Understanding the problem

To correct basement moisture problems, it is necessary to understand where the water is coming from, and what mechanisms permit it to enter the basement. There are just three sources of moisture:

  1. Liquid water from rain or ground-water.
  2. Interior moisture sources such as humidifiers, unvented clothes dryers, bathrooms, and cooking, as well as the moisture in concrete after construction.
  3. Exterior humid air that enters the basement and condenses on cooler surfaces.

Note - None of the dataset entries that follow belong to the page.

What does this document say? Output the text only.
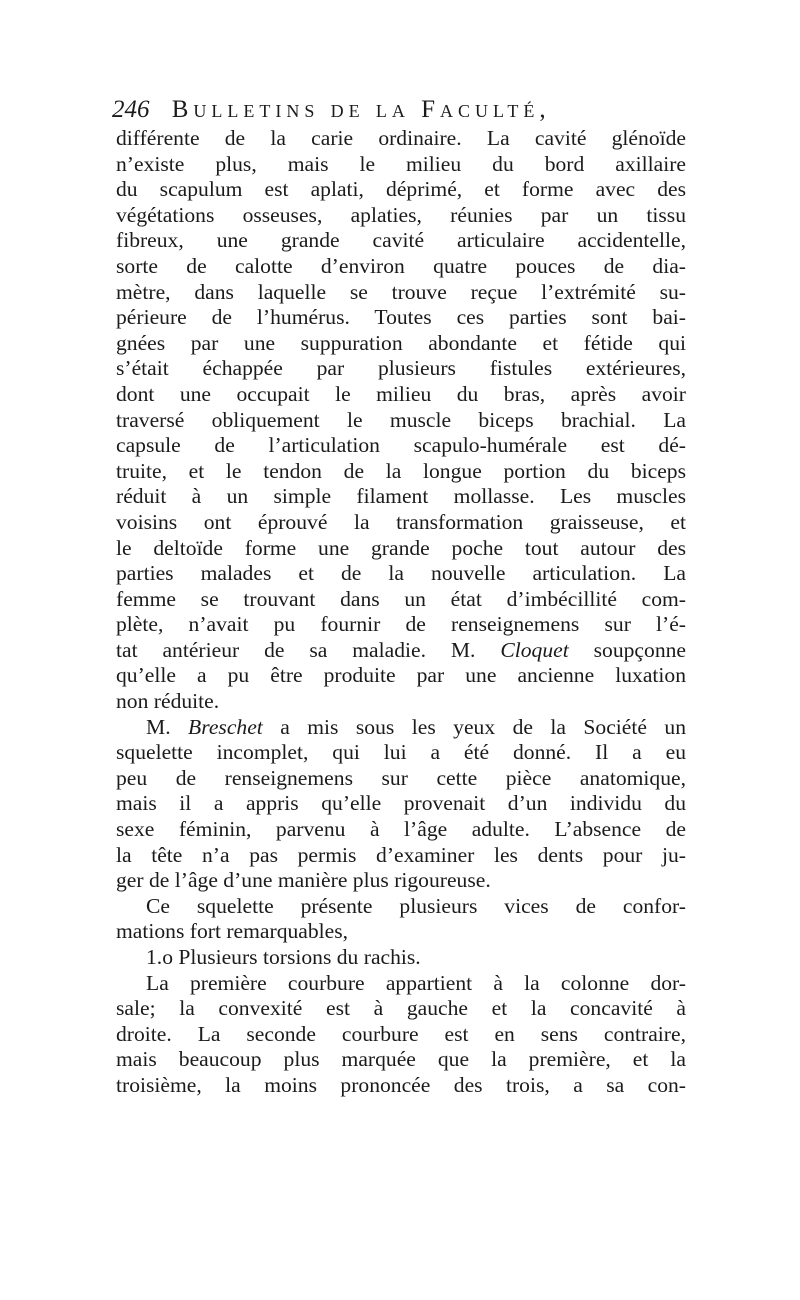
246 Bulletins de la Faculté,
différente de la carie ordinaire. La cavité glénoïde
n’existe plus, mais le milieu du bord axillaire
du scapulum est aplati, déprimé, et forme avec des
végétations osseuses, aplaties, réunies par un tissu
fibreux, une grande cavité articulaire accidentelle,
sorte de calotte d’environ quatre pouces de dia-
mètre, dans laquelle se trouve reçue l’extrémité su-
périeure de l’humérus. Toutes ces parties sont bai-
gnées par une suppuration abondante et fétide qui
s’était échappée par plusieurs fistules extérieures,
dont une occupait le milieu du bras, après avoir
traversé obliquement le muscle biceps brachial. La
capsule de l’articulation scapulo-humérale est dé-
truite, et le tendon de la longue portion du biceps
réduit à un simple filament mollasse. Les muscles
voisins ont éprouvé la transformation graisseuse, et
le deltoïde forme une grande poche tout autour des
parties malades et de la nouvelle articulation. La
femme se trouvant dans un état d’imbécillité com-
plète, n’avait pu fournir de renseignemens sur l’é-
tat antérieur de sa maladie. M. Cloquet soupçonne
qu’elle a pu être produite par une ancienne luxation
non réduite.
M. Breschet a mis sous les yeux de la Société un
squelette incomplet, qui lui a été donné. Il a eu
peu de renseignemens sur cette pièce anatomique,
mais il a appris qu’elle provenait d’un individu du
sexe féminin, parvenu à l’âge adulte. L’absence de
la tête n’a pas permis d’examiner les dents pour ju-
ger de l’âge d’une manière plus rigoureuse.
Ce squelette présente plusieurs vices de confor-
mations fort remarquables,
1.o Plusieurs torsions du rachis.
La première courbure appartient à la colonne dor-
sale; la convexité est à gauche et la concavité à
droite. La seconde courbure est en sens contraire,
mais beaucoup plus marquée que la première, et la
troisième, la moins prononcée des trois, a sa con-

Moisture is transferred from the outside of the building to the basement interior by four mechanisms:

  1. liquid water flow
  2. capillary suction
  3. vapor diffusion and
  4. air movement.

Sometimes problems are traced to poor construction with cracking, settling foundations. In many cases, however, houses and basements can be structurally sound but are often not properly built to handle water drainage. Failure to slope the ground surface away from the foundation or lack of a good gutter and downspout system is common. Missing or nonfunctioning subsurface drainage systems are also found relatively frequently. These problems can all be addressed and corrected if a systematic approach is used.

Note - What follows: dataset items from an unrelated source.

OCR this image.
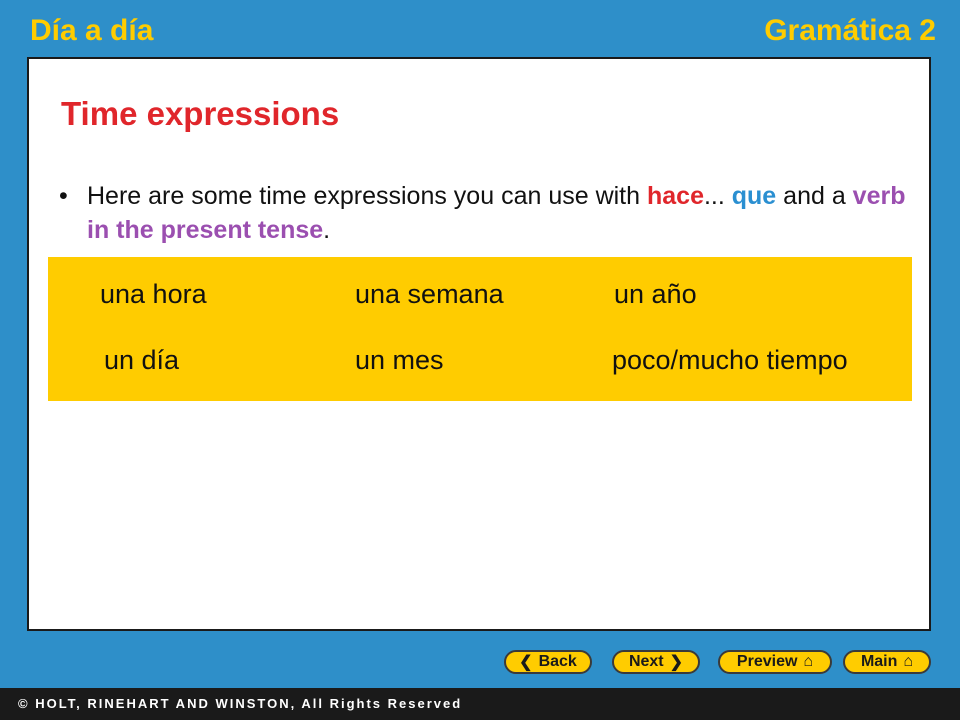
Día a día	Gramática 2
Time expressions
• Here are some time expressions you can use with hace... que and a verb in the present tense.
una hora	una semana	un año
un día	un mes	poco/mucho tiempo
❮ Back	Next ❯	Preview ⌂	Main ⌂
© HOLT, RINEHART AND WINSTON, All Rights Reserved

This publication briefly describes moisture sources, moisture movement mechanisms, and typical basement moisture problems. Then, a step-by-step process for addressing each problem is presented along with several detailed approaches to solving the problem.

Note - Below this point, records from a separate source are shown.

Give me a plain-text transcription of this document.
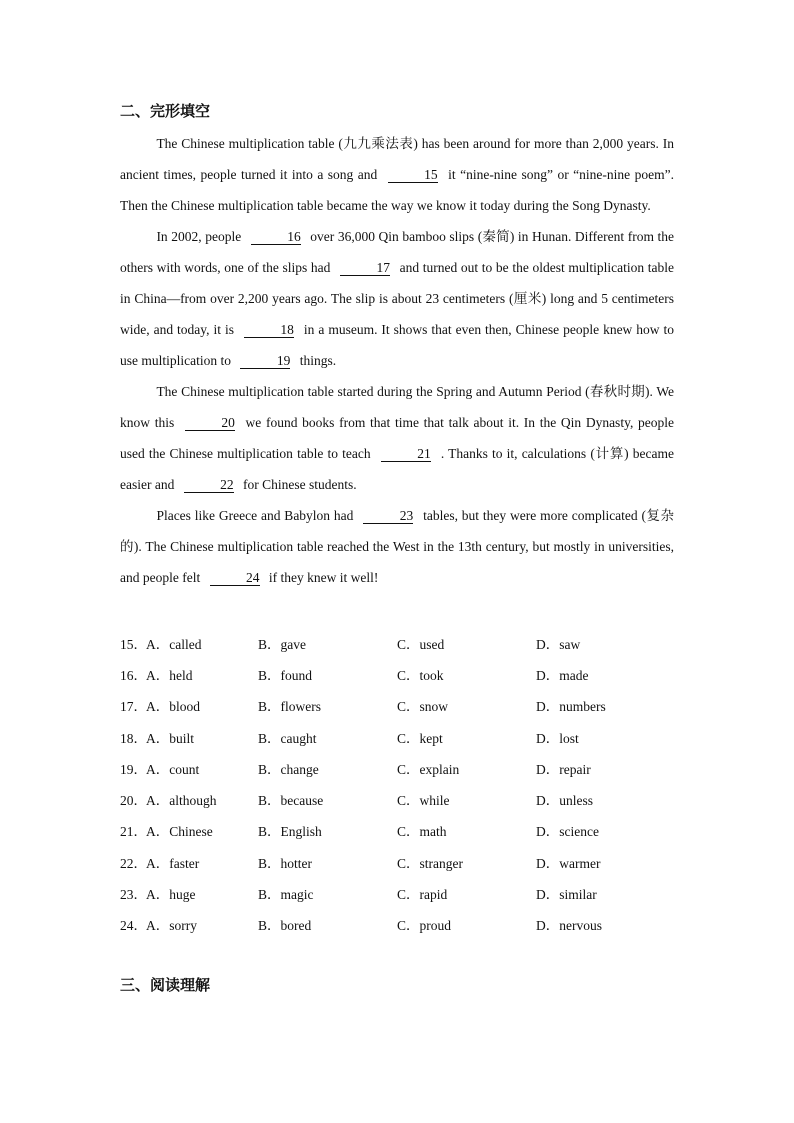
二、完形填空

The Chinese multiplication table (九九乘法表) has been around for more than 2,000 years. In ancient times, people turned it into a song and	15 it “nine-nine song” or “nine-nine poem”. Then the Chinese multiplication table became the way we know it today during the Song Dynasty.

In 2002, people	16 over 36,000 Qin bamboo slips (秦简) in Hunan. Different from the others with words, one of the slips had	17 and turned out to be the oldest multiplication table in China—from over 2,200 years ago. The slip is about 23 centimeters (厘米) long and 5 centimeters wide, and today, it is	18 in a museum. It shows that even then, Chinese people knew how to use multiplication to	19 things.

The Chinese multiplication table started during the Spring and Autumn Period (春秋时期). We know this	20 we found books from that time that talk about it. In the Qin Dynasty, people used the Chinese multiplication table to teach	21 . Thanks to it, calculations (计算) became easier and	22 for Chinese students.

Places like Greece and Babylon had	23 tables, but they were more complicated (复杂的). The Chinese multiplication table reached the West in the 13th century, but mostly in universities, and people felt	24 if they knew it well!

15． A．called	B．gave	C．used	D．saw
16． A．held	B．found	C．took	D．made
17． A．blood	B．flowers	C．snow	D．numbers
18． A．built	B．caught	C．kept	D．lost
19． A．count	B．change	C．explain	D．repair
20． A．although	B．because	C．while	D．unless
21． A．Chinese	B．English	C．math	D．science
22． A．faster	B．hotter	C．stranger	D．warmer
23． A．huge	B．magic	C．rapid	D．similar
24． A．sorry	B．bored	C．proud	D．nervous
三、阅读理解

  • Water trickling out of walls
  • Standing water on floor
  • Saturated base of concrete block walls— a ring of dampness
  • Damp, humid air
  • Condensation on cold walls and floor in summer
  • Odor, mold, and mildew
  • Deterioration of carpet or wood
  • Rot and decay of wood headers, joists, sill plates, and columns
  • Staining and blistering of wall covering
  • Efflorescence, spalling of concrete or masonry

Rain and groundwater

In a one-inch rain, 1, 250 gallons of water fall on the roof of a 2, 000-square-foot house. Without proper grading, gutters, and downspouts, some of this water flows into the basement. The below-grade water table can also rise due to flooding or seasonal site conditions. This is why drain tile systems are recommended around basement walls even in sandy or gravel soils.

Interior moisture sources

Moisture is generated inside of basements from people and their activities. Common sources are humidifiers, unvented clothes dryers, showering, and cooking. When basements are finished, these activities increase. Another source that can be thought of as internal is the moisture contained in new concrete after construction. In a typical house, this can amount to 0.2 gallons per square foot of wall, and 0.1 gallons per square foot of floor. It may take many months or even years for a new house to come into equilibrium with its environment.

Ventilation with humid outside air

In the summertime, basement windows may be opened for fresh air. If the outside air is warm and humid, it will condense on the cool basement wall and floor surfaces. Many homeowners see this moisture and believe they are experiencing basement wall leakage, when in fact the accumulated moisture is from condensation.

Capillary suction

Capillary suction moves moisture through porous materials. The water can be drawn upward through small pores in the concrete footing and slab and laterally through walls. This effect creates the ring of dampness seen at the base of many basement walls. This is very common at cold joints. Water can rise by capillary draw significantly as shown below:

Soil type Capillary rise
Gravel Less than a few inches
Sand 1 to 8 feet
Silt 12 to 16 feet
Clay 12 to 20 feet

Air leakage through walls and floor

In most houses, a stack effect is created because warm air rises. This induces a negative pressure on the basement and draws moist air in through any cracks or openings in the foundation including open sump pits. For this reason, sumps should have an airtight cover. With a concrete block foundation, moist air is drawn through the block cores, especially if they are left open at the top course.

Vapor diffusion through foundation walls

Vapor diffusion is the movement of moisture in the vapor state through a material. It is the function of the permeability of the material and the driving force of vapor pressure differential. In a basement, vapor can diffuse from the wetter ground through concrete walls and floors toward the dryer basement interior. Vapor retarders such as foundation waterproofing and polyethylene slow down this process.